In 1998, Paul F. Hoffman and Daniel P. Schrag at Harvard University put forth a chilling description of earths climate some 650 million years ago. Their theory, dubbed snowball earth, held that between 750 million and 580 million years ago, ice repeatedly enveloped our planet, coating the seas from pole to pole and killing off early life almost completely. During the past few years, the idea has stirred up a great deal of debate. And new data published in the December issue of Geology only further throws snowball earth into question.

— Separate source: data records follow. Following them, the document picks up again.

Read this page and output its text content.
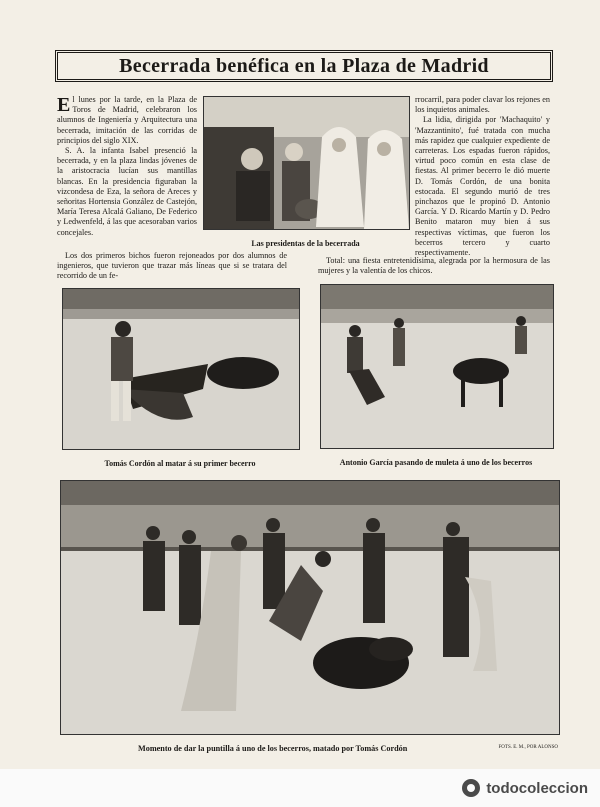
Becerrada benéfica en la Plaza de Madrid

El lunes por la tarde, en la Plaza de Toros de Madrid, celebraron los alumnos de Ingeniería y Arquitectura una becerrada, imitación de las corridas de principios del siglo XIX.

S. A. la infanta Isabel presenció la becerrada, y en la plaza lindas jóvenes de la aristocracia lucían sus mantillas blancas. En la presidencia figuraban la vizcondesa de Eza, la señora de Areces y señoritas Hortensia González de Castejón, María Teresa Alcalá Galiano, De Federico y Ledwenfeld, á las que acesoraban varios concejales.

Las presidentas de la becerrada

rrocarril, para poder clavar los rejones en los inquietos animales.

La lidia, dirigida por 'Machaquito' y 'Mazzantinito', fué tratada con mucha más rapidez que cualquier expediente de carreteras. Los espadas fueron rápidos, virtud poco común en esta clase de fiestas. Al primer becerro le dió muerte D. Tomás Cordón, de una bonita estocada. El segundo murió de tres pinchazos que le propinó D. Antonio García. Y D. Ricardo Martín y D. Pedro Benito mataron muy bien á sus respectivas víctimas, que fueron los becerros tercero y cuarto respectivamente.

Los dos primeros bichos fueron rejoneados por dos alumnos de ingenieros, que tuvieron que trazar más líneas que si se tratara del recorrido de un fe-

Total: una fiesta entretenidísima, alegrada por la hermosura de las mujeres y la valentía de los chicos.

Tomás Cordón al matar á su primer becerro	Antonio García pasando de muleta á uno de los becerros
Momento de dar la puntilla á uno de los becerros, matado por Tomás Cordón	FOTS. E. M., POR ALONSO
todocoleccion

Lead author Martin Kennedy at the University of California, Riverside, and colleagues collected limestone and dolomite rocks from Precambrain glacial deposits in northern Namibia, central Australia and the North American Cordillera. When they analyzed these samples, they discovered that the ratio of the carbon isotope 13C to 12C was higher during the glaciation than after the ice had melted. This pattern, they say, suggests that the oceans supported a healthy ecosystem at the time — which would be hard to do were they frozen over.
"If there was no photosynthesis or life in the ocean, the carbon isotope values would be the same as the mantle," Kennedy says. "Only the presence of life causes a difference in those values. We did not find isotopic evidence that a global ice sheet impacted overall marine productivity. We would think that if an ice sheet covered the oceans it would have had an impact on marine production or photosynthesis and we find no carbon isotopic evidence for this. The oceans just look normal."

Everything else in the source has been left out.